I crashed hard today. Hard. There is so much going on, so many balls in the air, and today they finally came crashing down.
The crash was a result of low blood sugar, bad news, and just sheer exhaustion.
The morning started out AMAZING. We had a super energetic, exciting and fun Zumba class at 9:30 this morning. It was, by far, the best Saturday morning class in a long time. It felt more like a Friday night at the club than Saturday morning at the studio.
Directly after class Sarah and I drove off to Greenville for lunch (SUSHI!!!) followed by a master class and ZIN jam session. That's 4 hours of Zumba and made for 5 hours total for the day. And they were amazing hours, all 5 of them! A tun of fun was bad by everyone and I felt tired but on top of the world.
In the car on the way home I started to feel gross. Marshall texted me and gave me some upsetting news about a death of a friend and annoyed me by being kind of thoughtless. I was grumpy and starting to really feel the weight of the day. Sitting still in the car for another hour I started to cramp up a bit more and was not so happy.

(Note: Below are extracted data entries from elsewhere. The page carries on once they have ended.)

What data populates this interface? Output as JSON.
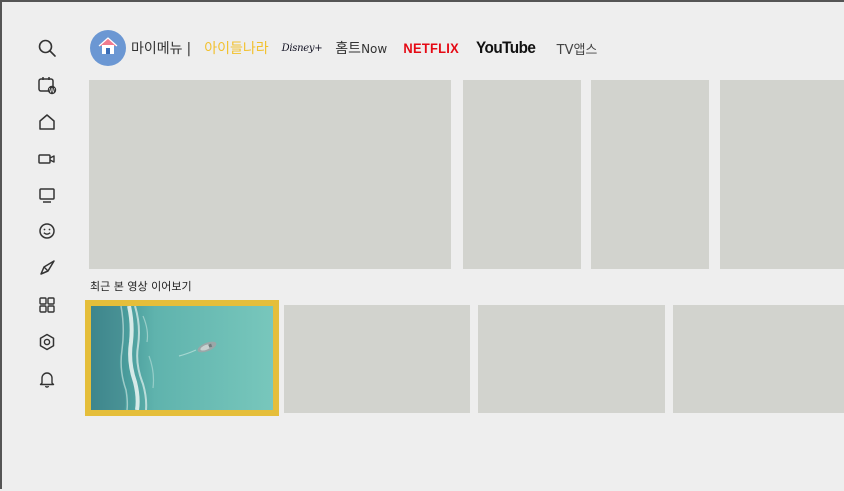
{
  "sidebar": {
    "icons": [
      {
        "name": "search-icon"
      },
      {
        "name": "tv-calendar-icon",
        "badge": "W"
      },
      {
        "name": "home-icon"
      },
      {
        "name": "video-camera-icon"
      },
      {
        "name": "monitor-icon"
      },
      {
        "name": "smiley-icon"
      },
      {
        "name": "rocket-icon"
      },
      {
        "name": "apps-grid-icon"
      },
      {
        "name": "settings-icon"
      },
      {
        "name": "bell-icon"
      }
    ]
  },
  "nav": {
    "avatar_icon": "house-icon",
    "my_menu": "마이메뉴",
    "separator": "|",
    "kids": "아이들나라",
    "disney": "Disney+",
    "homenow_prefix": "홈트",
    "homenow_suffix": "Now",
    "netflix": "NETFLIX",
    "youtube": "YouTube",
    "tvapps": "TV앱스"
  },
  "colors": {
    "active_nav": "#f2c12e",
    "focus_border": "#e5be3a",
    "netflix_red": "#e50914",
    "placeholder": "#d2d3ce",
    "avatar_bg": "#6b97d3"
  },
  "continue_watching": {
    "title": "최근 본 영상 이어보기",
    "items": [
      {
        "state": "focused",
        "thumbnail": "aerial-ocean-boat"
      },
      {
        "state": "placeholder"
      },
      {
        "state": "placeholder"
      },
      {
        "state": "placeholder"
      }
    ]
  }
}
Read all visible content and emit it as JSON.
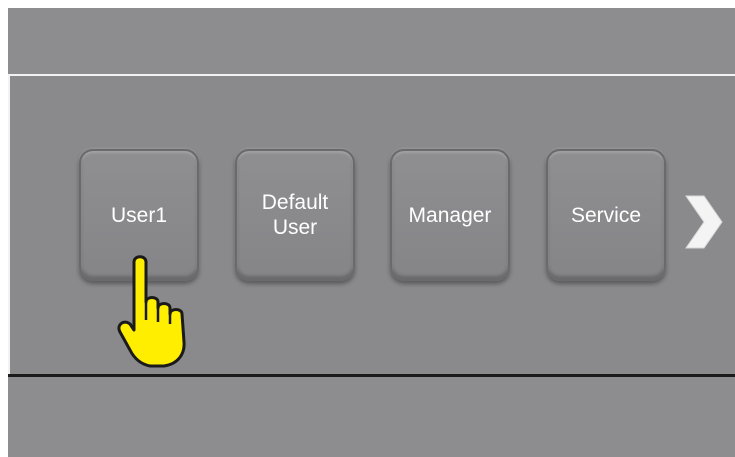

When I got back in to town all I wanted was something for dinner that involved chicken and vegetables. My house guests had other plans and I was annoyed by that too. I should have been grateful that someone cooked me dinner but I was more going BLAH red meat.
Then I was about to say Eff everything and was going to grab a quesadilla on the way home - whole grain tortilla, chicken, extra vegetables, lots of cheese. I stopped by Moe's and the line was out the door and I got even more grumpy.
Little things just kept making me feel like everything was ruined and nothing would ever be okay again. I finally just came home, resigned to eating food I didn't want but it was there.
I got in the shower to get rid of the gunk from 5 hours of cardio and in the shower I just broke down. It was the hottest shower I've ever taken and I showered until the water just ran cold. Wrapped in my robe I curled up on the bed and just the tears come.
I know I wasn't crying because of anything that happened today but it was the culmination of two weeks running on all cylinders without a break.
I'm hoping that the instructor I asked to cover my class tomorrow is available. She said she thought she was but would let me know for sure. I would really love to have most of the afternoon off to just relax. We just have to record Katie's dance project tomorrow and I need to make a pot of turkey stew. If that's all that's asked me of tomorrow that'll be the best.
If I have to teach it's no big deal but I'd really like to veg.